Food & Drink Museum-quality meatloaf

Museum of New Mexico’s cookbook offers fine art & home cooking

Hardback and covered in a lush still life — an imperfect apple appears to have rolled to a rest on a rustic yellow plate — the Museum of New Mexico’s new coffee -table cookbook, Santa Fe Kitchens: Delicious Recipes from the Southwest, seems to promise fine art and culinary masterpieces. Cracking it open, one discovers a cookbook that is more ladies literary-club annual than gourmet, though not as kitschy as some of that genre, offering what is essentially rarefied home cooking.

Santa Fe Kitchens
The Museum of New Mexico Foundation

Ancient City Press
$24.95, 247 pages

Is there such a thing as too much white space? In Santa Fe Kitchens the recipes, printed two or three to a page and capped with a thin, loopy font, swim in a lonely white sea. Although this keeps the printed pages from competing with the art, those without art seem to demand an anchor. Yet, for all the space it is given, the art seems an afterthought, too. Individually lovely pieces — from Rebecca Salisbury James’s painting “Earth and Water” to the Tinsley’s vibrantly tiled kitchen to a Nigerian folk-dance costume to a historic 1914 photo of a Santa Fe plaza — are sometimes placed awkwardly and fail to tell a story or form a cohesive whole.

The good news is that the recipes, contributed by friends and patrons of the museum and some of Santa Fe’s finest chefs, are also diverse, ranging from Moroccan Kefta Tagine to meatloaf.

I tried Jinja Asia Café’s My Favorite Meatloaf, a spicy concoction of pork and beef hand-formed into individual loaves and slathered in barbecue sauce. The recipe includes bread crumbs soaked in half ’n’ half, which makes the meatloaf tender and delicate, almost dumpling-like.

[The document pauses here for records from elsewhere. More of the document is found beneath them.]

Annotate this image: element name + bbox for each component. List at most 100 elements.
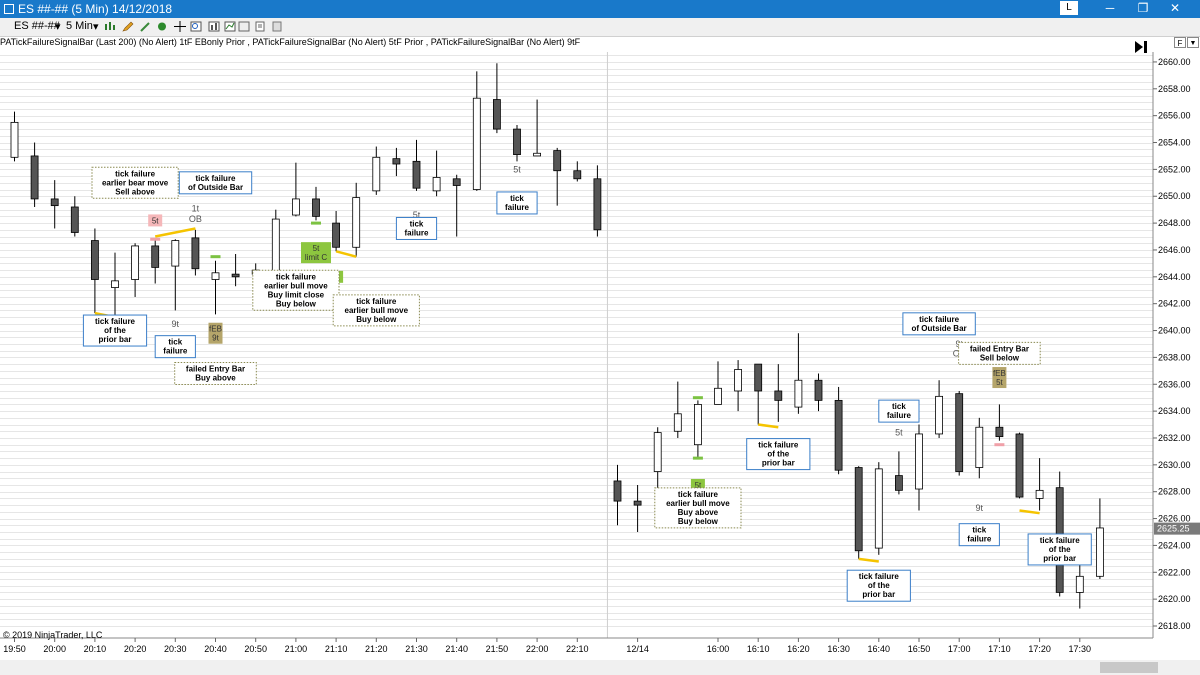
annotation-box-border — [395, 216, 438, 240]
annotation-text: tick failure — [195, 174, 236, 183]
horizontal-scrollbar[interactable] — [0, 660, 1200, 675]
signal-tag-text: fEB — [993, 369, 1006, 378]
time-tick-label: 16:30 — [827, 644, 850, 654]
annotation-text: earlier bull move — [666, 499, 730, 508]
candle-down — [834, 399, 843, 471]
annotation-box-border — [958, 341, 1041, 365]
yellow-failure-line — [758, 423, 779, 429]
minimize-icon[interactable]: ─ — [1105, 1, 1115, 15]
annotation-text: earlier bull move — [345, 306, 409, 315]
price-tick-label: 2632.00 — [1158, 433, 1191, 443]
time-tick-label: 17:20 — [1028, 644, 1051, 654]
time-tick-label: 20:40 — [204, 644, 227, 654]
wand-icon[interactable] — [140, 21, 152, 32]
candle-down — [995, 426, 1004, 438]
candle-up — [352, 197, 361, 248]
candle-down — [513, 128, 521, 156]
template-icon[interactable] — [254, 21, 266, 32]
annotation-text: Sell above — [115, 187, 155, 196]
signal-tag-text: limit C — [305, 253, 327, 262]
time-tick-label: 16:20 — [787, 644, 810, 654]
layout-button[interactable]: L — [1060, 1, 1078, 15]
pencil-icon[interactable] — [122, 21, 134, 32]
instrument-selector[interactable]: ES ##-## — [14, 20, 60, 32]
indicators-icon[interactable] — [224, 21, 236, 32]
time-tick-label: 16:40 — [868, 644, 891, 654]
instrument-dropdown-icon[interactable]: ▾ — [55, 21, 61, 33]
green-marker — [692, 456, 703, 460]
candle-down — [30, 155, 39, 200]
interval-selector[interactable]: 5 Min — [66, 20, 93, 32]
interval-dropdown-icon[interactable]: ▾ — [93, 21, 99, 33]
annotation-box-border — [878, 399, 920, 423]
properties-icon[interactable] — [238, 21, 250, 32]
candle-up — [372, 156, 381, 192]
signal-tag-bg — [992, 367, 1007, 389]
candle-up — [271, 218, 280, 272]
price-tick-label: 2642.00 — [1158, 299, 1191, 309]
candle-up — [653, 432, 662, 472]
annotation-text: failure — [505, 203, 530, 212]
maximize-icon[interactable]: ❐ — [1137, 1, 1149, 15]
pink-marker — [994, 443, 1005, 447]
close-icon[interactable]: ✕ — [1169, 1, 1181, 15]
annotation-text: Sell below — [980, 353, 1020, 362]
signal-tag-bg — [148, 214, 163, 227]
candle-up — [673, 413, 682, 432]
f-button[interactable]: F — [1174, 37, 1186, 48]
candle-up — [714, 387, 722, 405]
candle-up — [1096, 527, 1104, 577]
chart-dropdown-button[interactable]: ▼ — [1187, 37, 1199, 48]
annotation-box-border — [174, 362, 257, 386]
time-tick-label: 20:30 — [164, 644, 187, 654]
candle-down — [854, 467, 863, 552]
annotation-text: Buy limit close — [268, 290, 325, 299]
price-tick-label: 2650.00 — [1158, 191, 1191, 201]
time-tick-label: 16:10 — [747, 644, 770, 654]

That may have been the basis of a dining companion’s comment that she thought she tasted sweet potato, or she may have been reacting to the cumin and nutmeg, which give the meatloaf a sweet-savory flavor reminiscent of Mediterranean food. There’s still a definite Southwest twang, however, courtesy of three peppers — white, black, and cayenne — and the barbecue sauce. Leslie Allin, the owner and chef of Jinja Asia Café, suggests using your favorite sauce; I chose D.L. Jardine’s mesquite barbecue sauce, which is mildly hot and slightly sweet and complemented the nutmeg.

As he polished off a second loaf, another dining companion said the meatloaf was hands-down the best he’d ever eaten: “It tastes nothing like my mom’s.”